U.S. missile defense threatens to nullify Russian nuclear potential – Putin

Missile Defense Control Room file photo

MOSCOW. Dec 20 (Interfax) – Russia’s disregard of U.S. missile defense deployment may damage the national nuclear missile potential, President Vladimir Putin told a press conference on Thursday.

“As we have said before, the creation of such systems by our partners is a threat. It may nullify our nuclear missile potential unless we do something,” he said.

The global strategic balance, which has been protecting mankind from large military conflicts since the WWII, may be disturbed, Putin said.

He recalled that the term “reset” had been suggested by the American partners and noted there was actually nothing to reset because Russia and the U.S. had had a normal relationship.

“The relations deteriorated relatively because we took a different position on Iraq. That was when the problems started. I would like to note that it was not even our initiative. Our position was prompted, to a degree, by the policy of European partners of the United States – France and Germany – who did not support their (U.S.) steps as regards Iraq either,” he said.

There is no answer to the question who was right, Putin remarked. “They say, ‘Veni, vidi, vici’. Saddam was hanged but the country broke up. Kurdistan is practically an independent actor. There have been so many victims! More than in the entire period of Saddam Hussein’s rule. Was the solution of the Hussein problem adequate or not? It is hard for me to say,” the president said.

He said that such methods were at least dubious.

Missile defense was the second problem that had popped up in Russia-U.S. relations, Putin said.

Plans to deploy missile defense sites in Europe, in particular, in Poland and the Czech Republic, were announced in 2007. The United States agreed to deploy interceptor missiles in Romania in 2010. The network will become fully operational by 2018.
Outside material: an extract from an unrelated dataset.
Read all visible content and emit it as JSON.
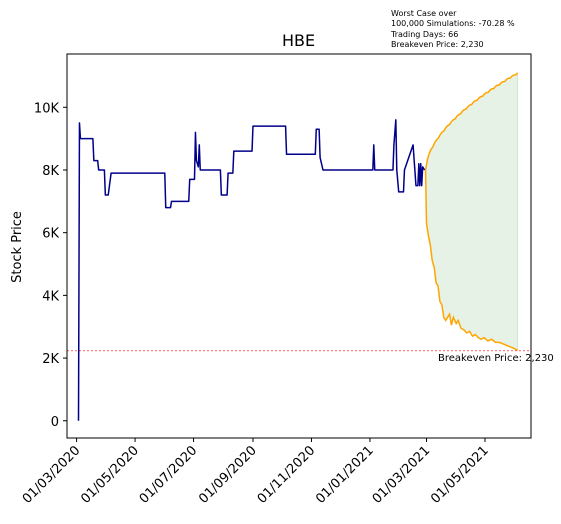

Russia is extremely concerned about the U.S. plans: the deployment of U.S. missile defense infrastructure close to Russian borders may limit the country’s defensive and offensive capabilities. Hence, Moscow insists that the United States and NATO must give legal guarantees that the system would not be targeted against Russia. The guarantees have been refused.

Then President Dmitry Medvedev ordered the Defense Ministry and the Armed Forces on November 23, 2011, to commission a missile attack warning radar station in Kaliningrad and to enhance protection of the strategic nuclear forces.

He also said that strategic ballistic missiles would be equipped to pass through missile defense and the Russian Armed Forces would develop methods of destroying data and control systems of the missile defense network.

U.S. Ambassador to Russia Michael McFaul said in November 2012 that the United States could not give Russia written guarantees because of the unpredictability of threats coming from Iran.